Alone at home, your bones creaky due to old age, you crave a cool beverage.
You turn to your robot and say, "Please get me a tall glass of water from the refrigerator."
Your AI-trained companion obliges.
Soon, your thirst is quenched.
While this scenario still is a decade or more away in terms of a seamless real-world application, a new research paper led by USC computer science student Sumedh A. Sontakke with his advisors Assistant Professor Erdem Bıyık and Professor Laurent Itti, opens the door wider to this potential reality with a new online algorithm they created called RoboCLIP.
Aging populations and caregivers stand to benefit the most from future work based on RoboCLIP, which dramatically reduces how much data is needed to train robots by allowing anyone to interact with them through language or videos – at least, for now, in computer simulations.
"To me, the most impressive thing about RoboCLIP is being able to make our robots do something based on only one video demonstration or one language description," says Biyik, a roboticist who joined USC Viterbi's Thomas Lord Department of Computer Science in August 2023 and leads the Learning and Interactive Robot Autonomy Lab (Lira Lab).
Learning quickly with few demonstrations
The paper, titled RoboCLIP: One Demonstration is Enough to Learn Robot Policies, will be presented by Sontakke at the 37th Conference on Neural Information Processing Systems (NeurIPS), Dec. 10-16 in New Orleans.
"The large amount of data currently required to get a robot to successfully do the task you want it to do is not feasible in the real world, where you want robots that can learn quickly with few demonstrations," Sontakke explains.
To get around this notoriously difficult problem in reinforcement learning—a subset of AI in which a machine learns by trial and error how to behave to get the best reward—the researchers tested RoboCLIP.
Result?
Using only one video or textual demonstration of a task, RoboCLIP performed two to three times better than other imitation learning (IL) methods.
Future research is needed before this study translates into a world where robots can learn quickly with few demonstrations or instructions – such as fetching you a tall glass of chilled water – but RoboCLIP represents a significant step forward in IL research, Sontakke and Biyik said.
Right now, IL methods require many demonstrations, massive datasets, and substantial human supervision for a robot to master a task in computer simulations.
Now it can learn from just one, the RoboCLIP research shows.
Performing well "out of the box"
RoboCLIP was inspired by advances in the field of generative AI and video-language models (VLMs), which are pretrained on large amounts of video and textual demonstrations, Sontakke and Biyik explained.
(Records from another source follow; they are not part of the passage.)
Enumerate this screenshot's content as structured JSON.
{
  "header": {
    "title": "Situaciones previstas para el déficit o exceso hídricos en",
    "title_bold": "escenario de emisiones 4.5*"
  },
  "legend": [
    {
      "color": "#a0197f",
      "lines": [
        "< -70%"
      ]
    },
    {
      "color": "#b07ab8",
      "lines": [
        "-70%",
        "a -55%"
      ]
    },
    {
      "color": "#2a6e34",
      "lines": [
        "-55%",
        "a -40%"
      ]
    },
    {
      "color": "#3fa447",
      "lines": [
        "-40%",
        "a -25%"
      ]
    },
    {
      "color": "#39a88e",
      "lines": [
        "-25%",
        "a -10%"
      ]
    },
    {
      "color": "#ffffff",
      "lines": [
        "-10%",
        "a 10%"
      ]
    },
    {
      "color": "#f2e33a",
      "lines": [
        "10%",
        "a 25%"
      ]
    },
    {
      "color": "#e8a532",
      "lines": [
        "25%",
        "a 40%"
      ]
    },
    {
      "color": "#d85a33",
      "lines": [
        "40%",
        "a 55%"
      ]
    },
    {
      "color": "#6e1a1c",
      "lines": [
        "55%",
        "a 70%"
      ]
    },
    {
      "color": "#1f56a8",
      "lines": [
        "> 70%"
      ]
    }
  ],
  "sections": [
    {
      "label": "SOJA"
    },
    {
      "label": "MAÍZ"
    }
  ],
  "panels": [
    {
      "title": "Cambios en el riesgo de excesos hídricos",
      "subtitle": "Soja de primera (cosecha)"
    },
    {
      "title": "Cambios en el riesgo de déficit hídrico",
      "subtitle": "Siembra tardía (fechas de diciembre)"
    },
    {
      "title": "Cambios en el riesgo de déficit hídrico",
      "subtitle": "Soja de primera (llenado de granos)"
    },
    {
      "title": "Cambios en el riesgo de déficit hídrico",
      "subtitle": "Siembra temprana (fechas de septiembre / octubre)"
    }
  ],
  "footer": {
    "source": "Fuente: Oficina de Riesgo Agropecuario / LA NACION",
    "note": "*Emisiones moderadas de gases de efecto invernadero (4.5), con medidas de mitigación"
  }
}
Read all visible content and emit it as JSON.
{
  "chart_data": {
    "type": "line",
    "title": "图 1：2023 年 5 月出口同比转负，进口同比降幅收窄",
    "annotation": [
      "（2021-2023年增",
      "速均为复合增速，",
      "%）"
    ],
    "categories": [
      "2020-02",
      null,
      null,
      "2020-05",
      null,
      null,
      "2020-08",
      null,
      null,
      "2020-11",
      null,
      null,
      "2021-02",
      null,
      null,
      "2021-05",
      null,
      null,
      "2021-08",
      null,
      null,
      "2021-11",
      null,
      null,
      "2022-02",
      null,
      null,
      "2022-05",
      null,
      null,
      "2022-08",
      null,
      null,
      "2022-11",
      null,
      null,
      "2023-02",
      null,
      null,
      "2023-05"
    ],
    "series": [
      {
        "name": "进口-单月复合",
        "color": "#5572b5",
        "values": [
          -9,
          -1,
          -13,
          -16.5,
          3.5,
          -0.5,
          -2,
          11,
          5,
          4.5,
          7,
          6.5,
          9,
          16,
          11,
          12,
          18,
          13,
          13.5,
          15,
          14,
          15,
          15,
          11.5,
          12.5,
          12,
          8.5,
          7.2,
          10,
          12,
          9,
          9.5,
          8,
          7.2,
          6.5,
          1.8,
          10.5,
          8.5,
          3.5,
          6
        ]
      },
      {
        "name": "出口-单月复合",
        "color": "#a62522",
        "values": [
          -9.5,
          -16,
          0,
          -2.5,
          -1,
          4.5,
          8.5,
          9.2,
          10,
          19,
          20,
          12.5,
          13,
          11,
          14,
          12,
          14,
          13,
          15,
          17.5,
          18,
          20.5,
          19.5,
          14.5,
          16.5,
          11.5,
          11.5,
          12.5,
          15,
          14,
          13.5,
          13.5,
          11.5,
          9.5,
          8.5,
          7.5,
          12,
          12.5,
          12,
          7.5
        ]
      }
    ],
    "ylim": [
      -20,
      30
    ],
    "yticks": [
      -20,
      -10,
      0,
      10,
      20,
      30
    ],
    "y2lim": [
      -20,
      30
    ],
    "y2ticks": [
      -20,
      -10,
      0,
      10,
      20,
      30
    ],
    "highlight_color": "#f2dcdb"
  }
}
The new algorithm harnesses the power of these VLM embeddings to train robots.
A handful of experimental videos on the RoboCLIP website show the method's effectiveness.
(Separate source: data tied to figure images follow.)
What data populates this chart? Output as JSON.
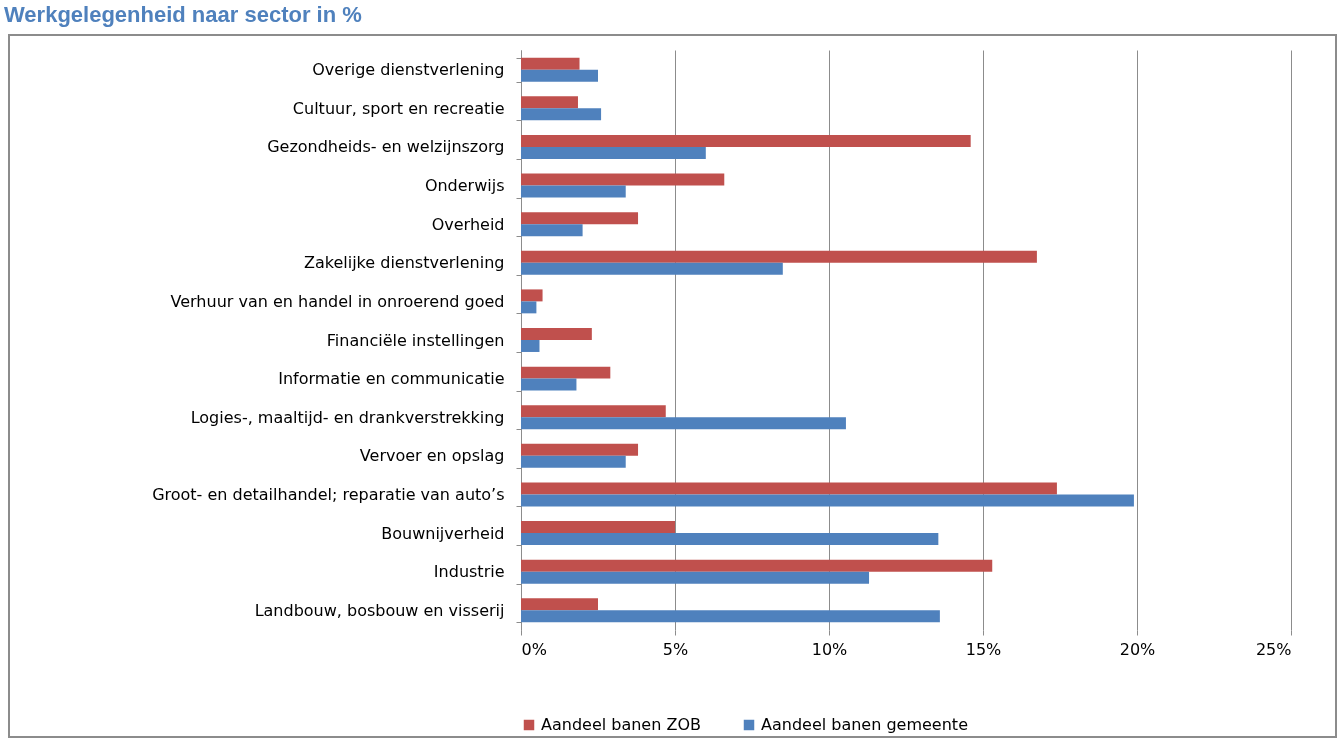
{
  "chart_data": {
    "type": "bar",
    "orientation": "horizontal",
    "title": "Werkgelegenheid naar sector in %",
    "categories": [
      "Overige dienstverlening",
      "Cultuur, sport en recreatie",
      "Gezondheids- en welzijnszorg",
      "Onderwijs",
      "Overheid",
      "Zakelijke dienstverlening",
      "Verhuur van en handel in onroerend goed",
      "Financiële instellingen",
      "Informatie en communicatie",
      "Logies-, maaltijd- en drankverstrekking",
      "Vervoer en opslag",
      "Groot- en detailhandel; reparatie van auto’s",
      "Bouwnijverheid",
      "Industrie",
      "Landbouw, bosbouw en visserij"
    ],
    "series": [
      {
        "name": "Aandeel banen ZOB",
        "color": "#c0504d",
        "values": [
          1.9,
          1.85,
          14.6,
          6.6,
          3.8,
          16.75,
          0.7,
          2.3,
          2.9,
          4.7,
          3.8,
          17.4,
          5.0,
          15.3,
          2.5
        ]
      },
      {
        "name": "Aandeel banen gemeente",
        "color": "#4f81bd",
        "values": [
          2.5,
          2.6,
          6.0,
          3.4,
          2.0,
          8.5,
          0.5,
          0.6,
          1.8,
          10.55,
          3.4,
          19.9,
          13.55,
          11.3,
          13.6
        ]
      }
    ],
    "xlim": [
      0,
      25
    ],
    "xticks": [
      {
        "value": 0,
        "label": "0%"
      },
      {
        "value": 5,
        "label": "5%"
      },
      {
        "value": 10,
        "label": "10%"
      },
      {
        "value": 15,
        "label": "15%"
      },
      {
        "value": 20,
        "label": "20%"
      },
      {
        "value": 25,
        "label": "25%"
      }
    ],
    "grid": "x",
    "legend": "bottom"
  }
}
In the videos, a robot – in computer simulations — pushes a red button, closes a black box, and closes a green drawer after being instructed with a single video demonstration or a textual description (for example, "Robot pushing red button").
"Out of the box," Biyik says, "RoboCLIP has performed well."
Two years in the making
Sontakke said the genesis of the research paper dates back two years ago.
"I started thinking about household tasks like opening doors and cabinets," he said. "I didn't like how much data I needed to collect before I could get the robot to successfully do the task I cared about. I wanted to avoid that, and that's where this project came from."
Collaborating with Sontakke, Biyik and Itti on the RoboCLIP paper were two USC Viterbi graduates, Sebastien M.R. Arnold, now at Google Research, and Karl Pertsch, now at UC Berkeley and Stanford University. Jesse Zhang, a fourth-year Ph.D. candidate in computer sciences at USC Viterbi, also worked on the RoboCLIP project.
'Key innovation'
"The key innovation here is using the VLM to critically 'observe' simulations of the virtual robot babbling around while trying to perform the task, until at some point it starts getting it right – at that point, the VLM will recognize that progress and reward the virtual robot to keep trying in this direction," Itti explained.
"The VLM can recognize that the virtual robot is getting closer to success when the textual description produced by the VLM observing the robot motions becomes closer to what the user wants," Itti added. "This new kind of closed-loop interaction is very exciting to me and will likely have many more future applications in other domains."
Besides the aging population who will rely on robots to improve their daily lives, RoboCLIP could lead to applications that could help anyone.
Think of those DIY videos you look up on YouTube to figure out how to fix a busted garbage disposal or malfunctioning microwave.
Could you simply, in the future, ask your robot assistant to perform such tasks while you slumber on the couch?
The possibilities are intriguing, Biyik and Sontakke said.